Samsung’s Lee Jae-yong acquitted in accounting fraud case
A South Korean court on Monday acquitted Lee Jae-yong, Samsung’s top executive, of charges of stock price manipulation and accounting fraud, the latest twist in the billionaire’s legal troubles over a merger that left him helped secure control of the country’s largest company.
A Seoul District Court judge said there was not enough evidence to prove prosecutors’ charges against Mr. Lee and 13 other current and former Samsung officials, including the accusation that the original intention of the merger was to strengthen Mr. Lee’s power over the company. conglomerate, against the business interests of each merged Samsung subsidiary.
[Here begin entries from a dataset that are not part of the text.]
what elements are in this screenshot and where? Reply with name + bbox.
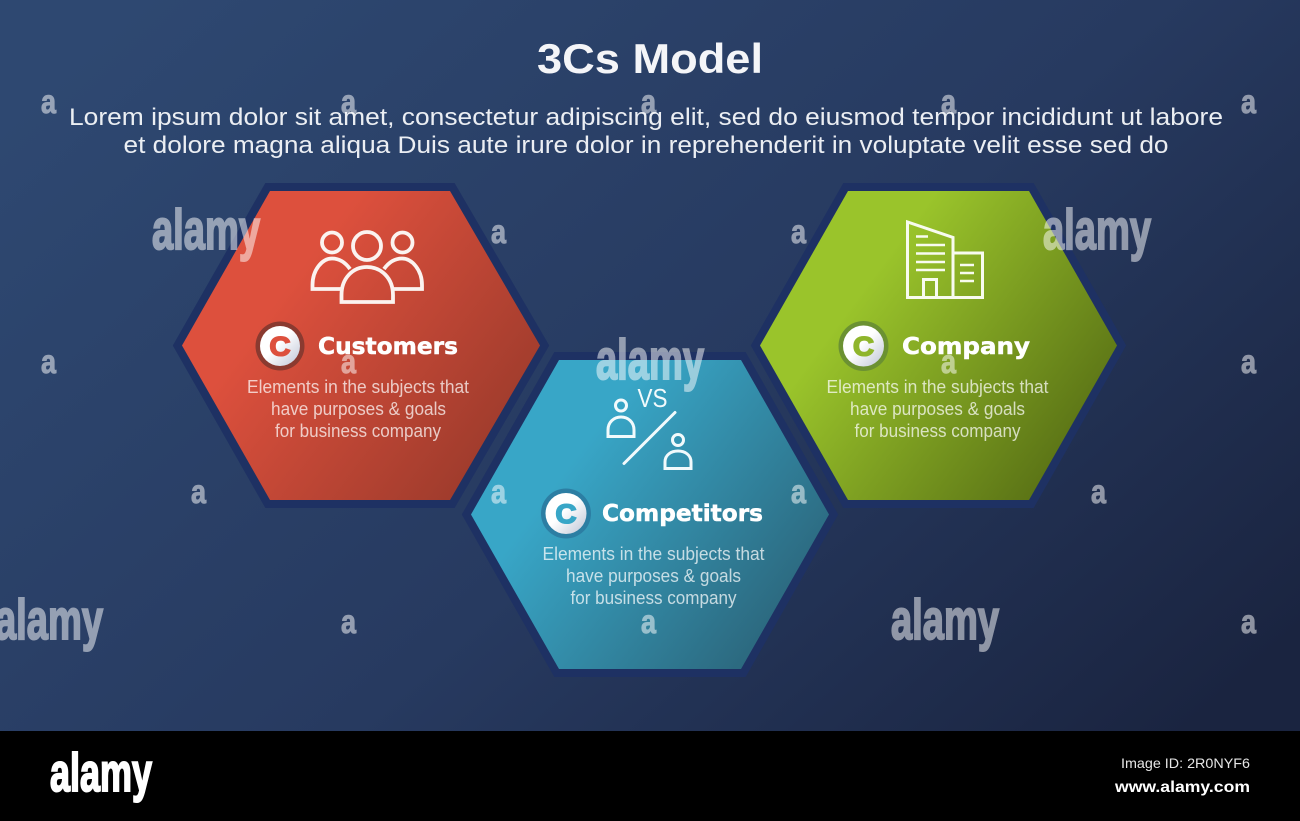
title: 3Cs Model — [537, 35, 763, 82]
watermark overlay: a — [341, 83, 357, 120]
watermark overlay: a — [941, 83, 957, 120]
watermark overlay: a — [1241, 603, 1257, 640]
description: customers: for business company — [275, 421, 441, 441]
description: competitors — [542, 544, 764, 608]
hexagon: customers — [182, 191, 540, 500]
badge: C customers — [256, 322, 304, 370]
watermark overlay: a — [1091, 473, 1107, 510]
description: company: have purposes & goals — [850, 399, 1025, 419]
watermark overlay: a — [641, 603, 657, 640]
description: customers: Elements in the subjects that — [247, 377, 469, 397]
description: company — [826, 377, 1048, 441]
badge: C customers: C — [270, 332, 290, 362]
watermark overlay: a — [941, 343, 957, 380]
hexagon: competitors — [471, 360, 829, 669]
intro text block: Lorem ipsum dolor sit amet, consectetur adipiscing elit, sed do eiusmod tempor incididunt ut labore — [69, 104, 1223, 131]
icon: person versus person — [608, 383, 691, 468]
icon: person versus person: VS — [638, 383, 668, 413]
watermark overlay: a — [491, 473, 507, 510]
hexagon: company — [760, 191, 1117, 500]
watermark overlay: a — [1241, 83, 1257, 120]
watermark overlay: alamy — [152, 198, 260, 262]
badge: C competitors — [541, 488, 591, 538]
image id: Image ID: 2R0NYF6 — [1121, 755, 1250, 771]
badge: C competitors: C — [556, 499, 576, 529]
watermark overlay: a — [341, 603, 357, 640]
watermark overlay — [0, 83, 1257, 652]
website: www.alamy.com — [1114, 779, 1250, 796]
description: customers: have purposes & goals — [271, 399, 446, 419]
panel: customers — [182, 191, 540, 500]
watermark overlay: a — [341, 343, 357, 380]
watermark overlay: a — [41, 343, 57, 380]
watermark overlay: alamy — [1043, 198, 1151, 262]
heading: competitors: Competitors — [602, 501, 763, 527]
watermark overlay: alamy — [891, 588, 999, 652]
intro text block: et dolore magna aliqua Duis aute irure dolor in reprehenderit in voluptate velit esse sed do — [124, 132, 1168, 159]
description: competitors: have purposes & goals — [566, 566, 741, 586]
icon: group of people — [312, 232, 422, 302]
watermark overlay: a — [191, 473, 207, 510]
intro text block — [69, 104, 1223, 159]
watermark overlay: a — [641, 83, 657, 120]
panel: competitors — [471, 360, 829, 669]
badge: C company — [838, 321, 888, 371]
description: competitors: for business company — [570, 588, 736, 608]
description: competitors: Elements in the subjects that — [542, 544, 764, 564]
description: company: for business company — [854, 421, 1020, 441]
watermark overlay: alamy — [596, 328, 704, 392]
footer band — [0, 731, 1300, 821]
watermark overlay: a — [491, 213, 507, 250]
watermark overlay: a — [41, 83, 57, 120]
footer logo: alamy — [50, 743, 152, 803]
badge: C company: C — [853, 332, 874, 362]
heading: company: Company — [902, 334, 1030, 360]
watermark overlay: a — [791, 213, 807, 250]
icon: office buildings — [908, 222, 982, 298]
watermark overlay: a — [791, 473, 807, 510]
heading: customers: Customers — [318, 334, 458, 360]
watermark overlay: a — [1241, 343, 1257, 380]
panel: company — [760, 191, 1117, 500]
description: customers — [247, 377, 469, 441]
description: company: Elements in the subjects that — [826, 377, 1048, 397]
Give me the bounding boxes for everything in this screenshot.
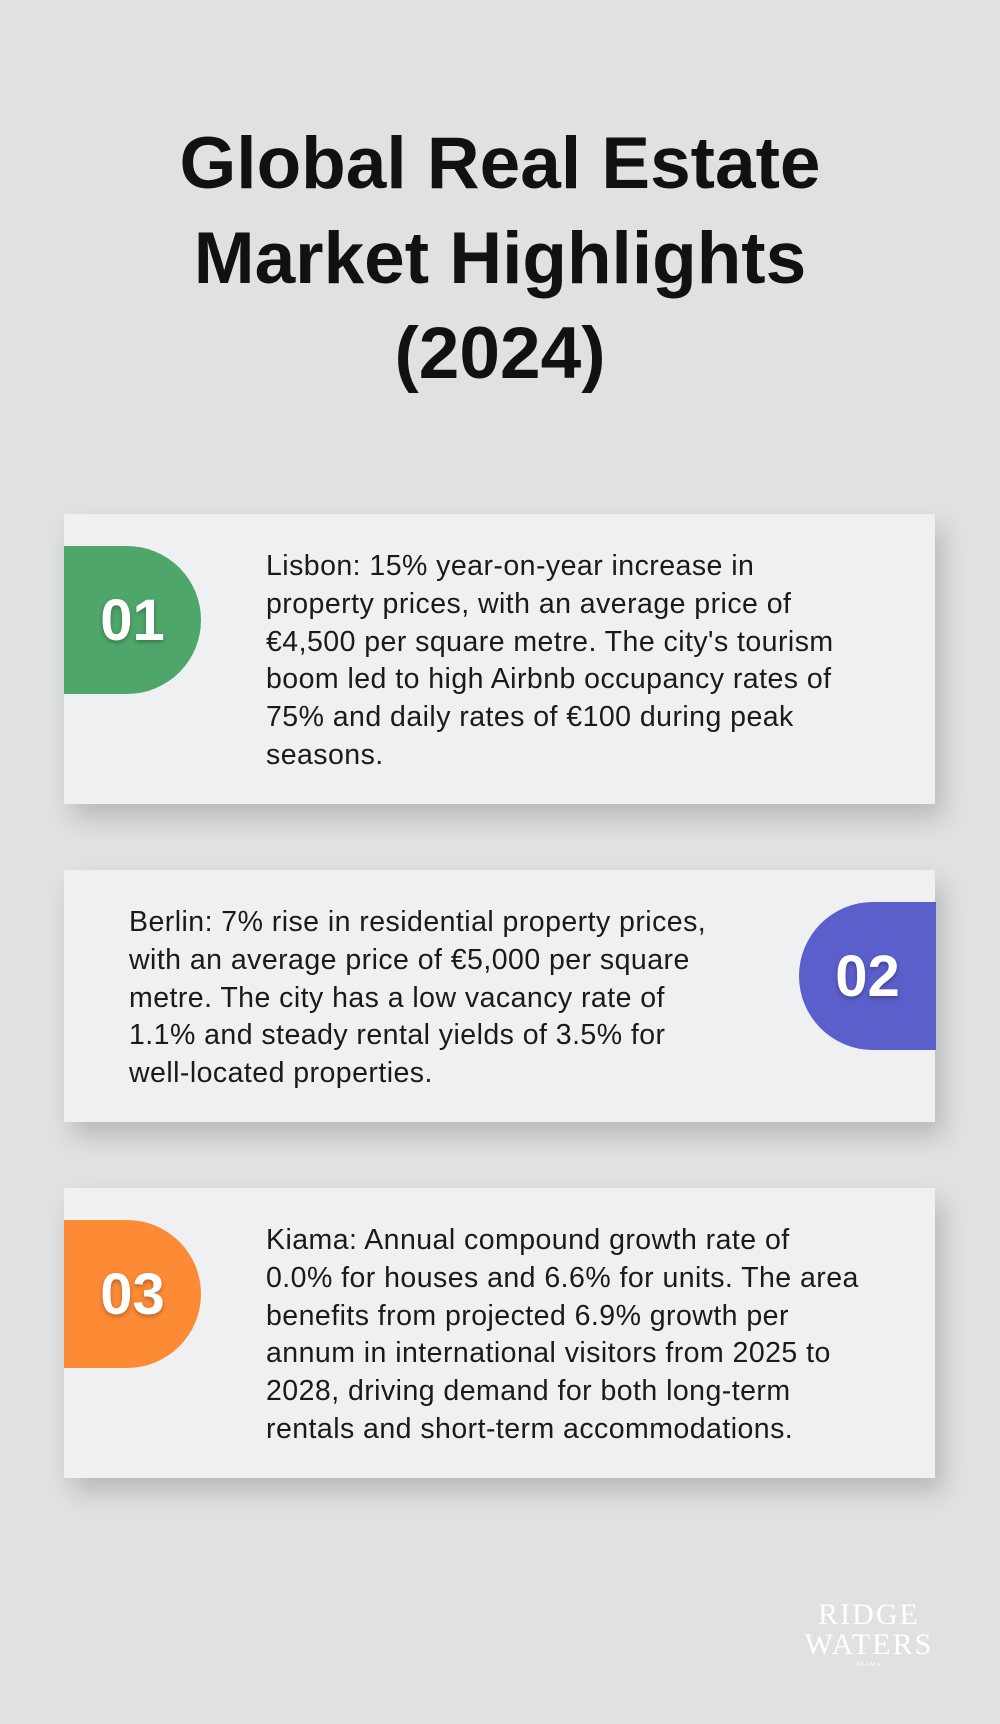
badge 02 xyxy=(799,902,936,1050)
logo: KIAMA xyxy=(856,1662,882,1668)
text: Berlin xyxy=(129,906,706,1089)
text: Kiama: Kiama: Annual compound growth rate of xyxy=(266,1224,790,1256)
text: Lisbon: boom led to high Airbnb occupancy rates of xyxy=(266,663,832,695)
title xyxy=(180,123,820,394)
panel: Lisbon xyxy=(64,514,935,804)
badge 03: 03 xyxy=(100,1262,165,1326)
text: Berlin: 1.1% and steady rental yields of 3.5% for xyxy=(129,1019,666,1051)
text: Kiama: rentals and short-term accommodations. xyxy=(266,1413,793,1445)
title: Market Highlights xyxy=(194,218,806,299)
text: Lisbon: seasons. xyxy=(266,739,384,771)
text: Berlin: metre. The city has a low vacancy rate of xyxy=(129,982,665,1014)
logo: RIDGE xyxy=(818,1598,920,1631)
title: Global Real Estate xyxy=(180,123,820,204)
panel: Berlin xyxy=(64,870,935,1122)
text: Lisbon: Lisbon: 15% year-on-year increase in xyxy=(266,550,754,582)
text: Kiama: benefits from projected 6.9% growth per xyxy=(266,1300,789,1332)
panel: Kiama xyxy=(64,1188,935,1478)
title: (2024) xyxy=(394,313,606,394)
badge 01 xyxy=(64,546,201,694)
text: Lisbon xyxy=(266,550,834,771)
badge 02: 02 xyxy=(835,944,900,1008)
badge 03 xyxy=(64,1220,201,1368)
text: Berlin: well-located properties. xyxy=(129,1057,433,1089)
text: Kiama: 2028, driving demand for both long-term xyxy=(266,1375,791,1407)
text: Lisbon: €4,500 per square metre. The city's tourism xyxy=(266,626,834,658)
text: Kiama: 0.0% for houses and 6.6% for units. The area xyxy=(266,1262,859,1294)
text: Berlin: Berlin: 7% rise in residential property prices, xyxy=(129,906,706,938)
text: Lisbon: property prices, with an average price of xyxy=(266,588,791,620)
text: Kiama xyxy=(266,1224,859,1445)
logo xyxy=(804,1598,933,1668)
text: Lisbon: 75% and daily rates of €100 during peak xyxy=(266,701,794,733)
badge 01: 01 xyxy=(100,588,165,652)
text: Berlin: with an average price of €5,000 per square xyxy=(129,944,690,976)
logo: WATERS xyxy=(805,1628,933,1661)
text: Kiama: annum in international visitors from 2025 to xyxy=(266,1337,831,1369)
Prosecutors had requested a five-year prison term and a 500 million won fine for Mr. Lee, 55. He has denied any wrongdoing. Prosecutors have the option to appeal the decision to a higher court. Prosecutors did not immediately comment after the verdict.
Mr. Lee’s lawyers said in a statement that the ruling “clearly upheld the legality” of the merger and the accounting of its subsidiaries.
Samsung is the largest and most successful of the South Korean conglomerates known as chaebol. The group’s electronics arm, Samsung Electronics, alone accounts for around a sixth of the country’s exports. Mr. Lee, also known as Jay Y. Lee, is the richest individual in South Korea according to Bloomberg News, which estimated his net worth to be around $9 billion.
Some South Koreans speak proudly of the chaebols for helping transform the country from a war-ravaged agrarian economy into a global export powerhouse. But others increasingly wonder whether they are stifling small businesses or making corrupt deals with government officials without facing enough repercussions.
Most chaebol-related scandals stem from attempts by families to ensure that the next generation inherits control, for example by having descendants buy shares in subsidiaries at discounted prices.
Business experts in South Korea said they were surprised by Monday’s verdict, which they said raised concerns about the fairness of the country’s markets and the credibility of its justice system.
“This case confirms a justice system that is more backward than in the past,” said Sung-In Jun, an economics professor at Hongik University in Seoul, “and how powerless South Korean political and judicial authorities are in the face of in government.” chaebol.
Mr Lee’s legal troubles began when massive protests in Seoul led to the 2016 impeachment of former President Park Geun-hye, accused of collecting or seeking bribes from Samsung and other chaebols and having abused his power. Ms. Park was imprisoned in 2017, pardoned and released in 2022.
Mr Lee was arrested in 2017 on charges of bribing Ms Park and her confidant, Choi Soon-sil, to gain government support for a 2015 merger of two Samsung subsidiaries, at the center of the corruption scandal. . He was vice president of Samsung Electronics at the time.
Prosecutors said the merger was a step in Mr. Lee’s efforts to transfer control of Samsung to his father, Lee Kun-hee, who was incapacitated following a heart attack in 2014 and had been convicted and twice pardoned for corruption and tax evasion years before. . A New York-based hedge fund, Elliott Management, launched a campaign calling on shareholders to vote against the merger. But the country’s National Pension Service, which was a major shareholder in one of the subsidiaries, voted to approve the merger in exchange for bribes from Mr. Lee, prosecutors said.
In 2017, a Seoul district court sentenced Mr. Lee to five years in prison for offering 8.9 billion won in bribes to Ms. Park and Ms. Choi.
His case worked its way through the justice system over the next two years, with the Seoul High Court reducing his sentence and releasing him from prison in 2018. The country’s Supreme Court ordered a retrial in 2019.
While awaiting retrial in 2020, Mr. Lee was charged with stock price manipulation and accounting fraud., the case whose verdict was announced on Monday. But prosecutors were unable to arrest him because a court refused to issue an arrest warrant.
Prosecutors had accused Mr. Lee and other current and former Samsung officials of committing the crimes during the 2015 merger. His lawyers said the merger took place according to the law.
In the 2021 corruption retrial, the Seoul High Court sentenced Mr. Lee to two and a half years in prison, estimating that the bribes totaled 8.6 billion won.
Later that year, the Justice Department conditionally released him and 800 other prisoners on a holiday commemorating the end of Japanese colonial rule over Korea at the end of World War II . South Korea often grants parole or pardons to prisoners on important national holidays.
Business analysts were divided on whether Mr. Lee’s prison stint was having an impact on his empire. Samsung Electronics became the world’s most profitable technology company while he was in prison. Others said Samsung was postponing key decisions with Mr. Lee in prison and lagging behind rivals like TSMC.
At the time of his release in 2021, he was still banned from employment at Samsung for five years. This was lifted in 2022 when he won a pardon from President Yoon Suk Yeol, who as prosecutor had led the investigation into Mr Lee.
Two months later, Samsung Electronics named Mr Lee executive chairman, appointing him less than 15 months after his release from prison on corruption charges.